Comments on converting probe to gene

When converting probes to genes, I usually run a quick test to see if any genes have statistically significant probes that are “up” and “down” – I call these “bi-directional genes”. If there are no bi-directional genes, then choosing one entry per gene is reasonable. I leave this evaluation to the scientist, but please post an issue if you have specific questions.

For RNA-seq data, the input data matrix may already contain gene expression values – as when using tximport::tximport() with the argument tx2gene; or when importing featureCounts data where each row represents one gene identifier.
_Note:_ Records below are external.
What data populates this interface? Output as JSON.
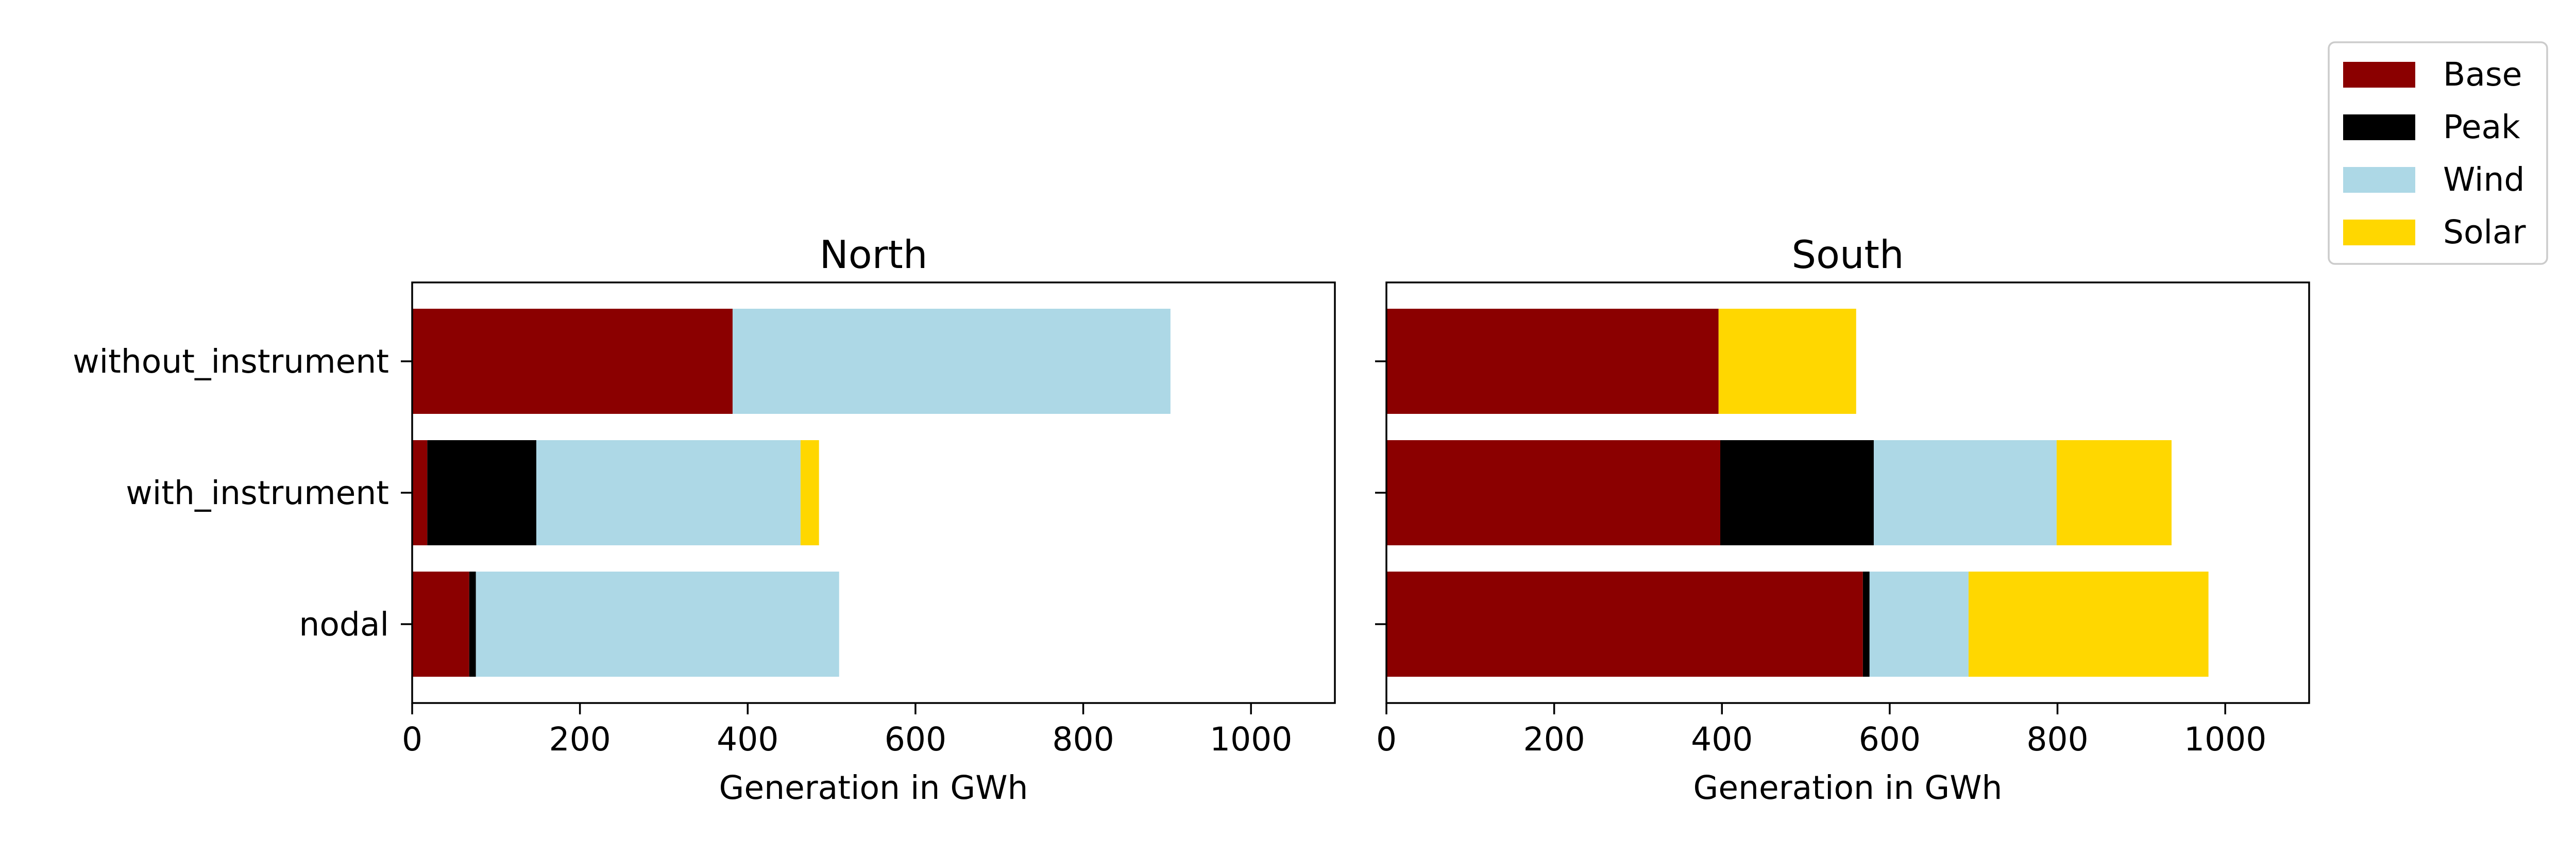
{
  "chart_data": {
    "type": "bar",
    "orientation": "horizontal",
    "stacked": true,
    "legend": {
      "placement": "upper-right",
      "entries": [
        "Base",
        "Peak",
        "Wind",
        "Solar"
      ]
    },
    "colors": {
      "Base": "#8B0000",
      "Peak": "#000000",
      "Wind": "#ADD8E6",
      "Solar": "#FFD700"
    },
    "categories": [
      "without_instrument",
      "with_instrument",
      "nodal"
    ],
    "xlim": [
      0,
      1100
    ],
    "xticks": [
      0,
      200,
      400,
      600,
      800,
      1000
    ],
    "grid": false,
    "panels": [
      {
        "title": "North",
        "xlabel": "Generation in GWh",
        "show_category_labels": true,
        "series": [
          {
            "name": "Base",
            "values": [
              382,
              18,
              68
            ]
          },
          {
            "name": "Peak",
            "values": [
              0,
              130,
              8
            ]
          },
          {
            "name": "Wind",
            "values": [
              522,
              315,
              433
            ]
          },
          {
            "name": "Solar",
            "values": [
              0,
              22,
              0
            ]
          }
        ]
      },
      {
        "title": "South",
        "xlabel": "Generation in GWh",
        "show_category_labels": false,
        "series": [
          {
            "name": "Base",
            "values": [
              396,
              398,
              568
            ]
          },
          {
            "name": "Peak",
            "values": [
              0,
              183,
              8
            ]
          },
          {
            "name": "Wind",
            "values": [
              0,
              218,
              118
            ]
          },
          {
            "name": "Solar",
            "values": [
              164,
              137,
              286
            ]
          }
        ]
      }
    ]
  }
}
In those cases, no conversion is required.

Interesting examples and how to interpret them

Three-group analysis

One common type of analysis involves three experimental groups. For example:

  1. Control group
  2. Treatment A
  3. Treatment B

The typical contrasts are:

  1. Treatment A - Control
  2. Treatment B - Control
  3. Treatment B - Treatment A

Nothing particularly unusual about the experiment design, nor the contrasts, these are fairly standard and straightforward.

When creating a three-way Venn diagram, the results are also fairly straightforward. When the directionality is included, it can be more confusing, but also potentially much more informative.

There are a few potential scenarios:

  1. Treatment A does not affect similar genes as does Treatment B. This result is seen with low overlaps.
  2. Treatment A affects similar genes as Treatment B, but not with any particular concordance.
  3. Treatment A affects similar genes as Treatment B, with extremely high concordance.